As famílias mais sacrificadas cujos filhos mais velhos, ou mesmo o marido partira em busca de meios de sobrevivência, encontravam apoio nas demais famílias que permaneciam. Seu tradicional sistema de troca e de cooperação mútua se estendera para outras esferas das interações comunitárias. Não apenas os excedentes da produção eram intercambiados, mas também suas habilidades; de tal modo que, numa casa, onde o marido ausente era a pessoa que dominava a arte de tecer folhas de palmeiras para a produção de telhados e cestos, pessoas vizinhas com as mesmas habilidades passaram a, não apenas suprir tais necessidades, como também a ensinar a arte de tecer a outros membros daquelas famílias que perderam tal capacidade. Da mesma forma, aqueles que haviam desenvolvido conhecimentos fitoterápicos auxiliavam o restante da comunidade no tratamento das enfermidades. Algumas roças também passaram a ser coletivas, cada membro da comunidade, independente da idade ou do gênero, participava de todas as suas etapas, desde o preparo da terra até a colheita. Os mais idosos e crianças, que não possuíam força para carpir, cavar ou carregar sementes, auxiliavam da forma que podiam, como por exemplo, cozinhando e levando a comida até a roça. Aos domingos, eram organizados mutirões para ajudar as famílias mais prejudicadas. Tais famílias já não eram mais capazes de desenvolver certos trabalhos, como reformar seus ranchos, limpar suas cisternas, capinar seus quintais e buscar lenhas. Assim, os mutirões eram organizados em clima de festa, começavam logo ao raiar do sol, e,quando os trabalhos chegavam ao fim, todos se reuniam na casa da família beneficiada para um almoço coletivo envolvendo cantos, danças e rezas.
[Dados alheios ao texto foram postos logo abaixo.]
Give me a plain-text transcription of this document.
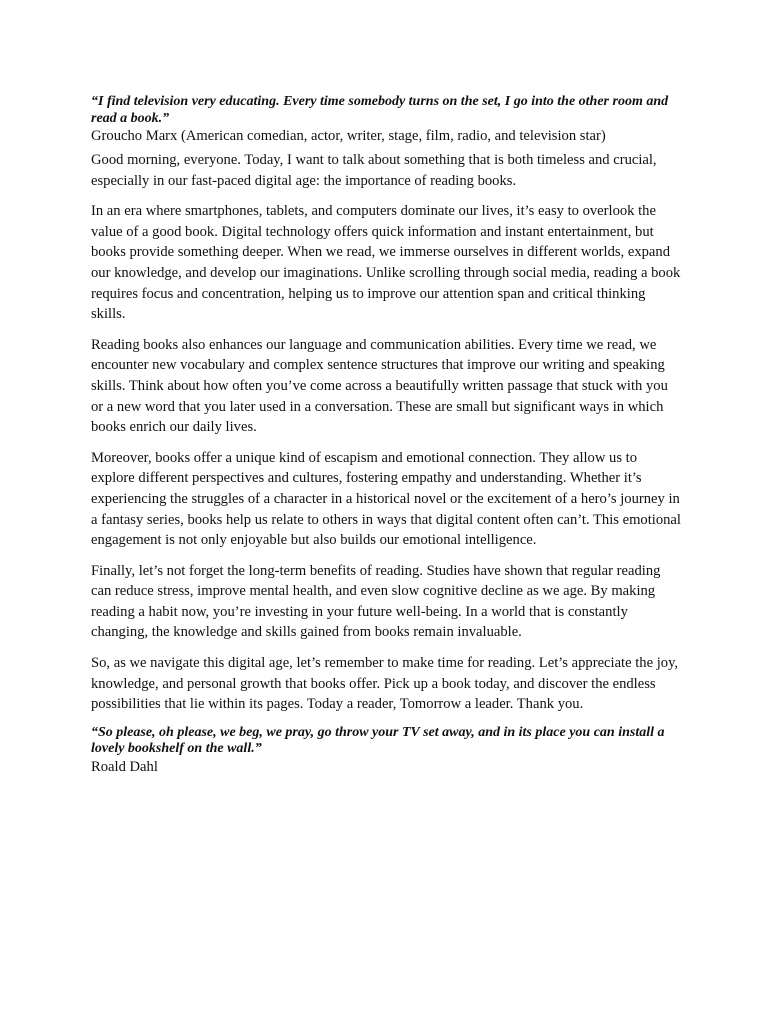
“I find television very educating. Every time somebody turns on the set, I go into the other room and read a book.”
Groucho Marx (American comedian, actor, writer, stage, film, radio, and television star)

Good morning, everyone. Today, I want to talk about something that is both timeless and crucial, especially in our fast-paced digital age: the importance of reading books.

In an era where smartphones, tablets, and computers dominate our lives, it’s easy to overlook the value of a good book. Digital technology offers quick information and instant entertainment, but books provide something deeper. When we read, we immerse ourselves in different worlds, expand our knowledge, and develop our imaginations. Unlike scrolling through social media, reading a book requires focus and concentration, helping us to improve our attention span and critical thinking skills.

Reading books also enhances our language and communication abilities. Every time we read, we encounter new vocabulary and complex sentence structures that improve our writing and speaking skills. Think about how often you’ve come across a beautifully written passage that stuck with you or a new word that you later used in a conversation. These are small but significant ways in which books enrich our daily lives.

Moreover, books offer a unique kind of escapism and emotional connection. They allow us to explore different perspectives and cultures, fostering empathy and understanding. Whether it’s experiencing the struggles of a character in a historical novel or the excitement of a hero’s journey in a fantasy series, books help us relate to others in ways that digital content often can’t. This emotional engagement is not only enjoyable but also builds our emotional intelligence.

Finally, let’s not forget the long-term benefits of reading. Studies have shown that regular reading can reduce stress, improve mental health, and even slow cognitive decline as we age. By making reading a habit now, you’re investing in your future well-being. In a world that is constantly changing, the knowledge and skills gained from books remain invaluable.

So, as we navigate this digital age, let’s remember to make time for reading. Let’s appreciate the joy, knowledge, and personal growth that books offer. Pick up a book today, and discover the endless possibilities that lie within its pages. Today a reader, Tomorrow a leader. Thank you.

“So please, oh please, we beg, we pray, go throw your TV set away, and in its place you can install a lovely bookshelf on the wall.”
Roald Dahl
Contudo, e apesar de todo aquele esforço coletivo, era difícil prever quanto tempo ainda restava àquelas famílias remanescentes antes que um colapso final as varresse por completo. O fato é que tal esforço de sobrevivência tornava-se insignificante diante dos altos níveis de impacto que aquela empresa invasora ainda poderia gerar.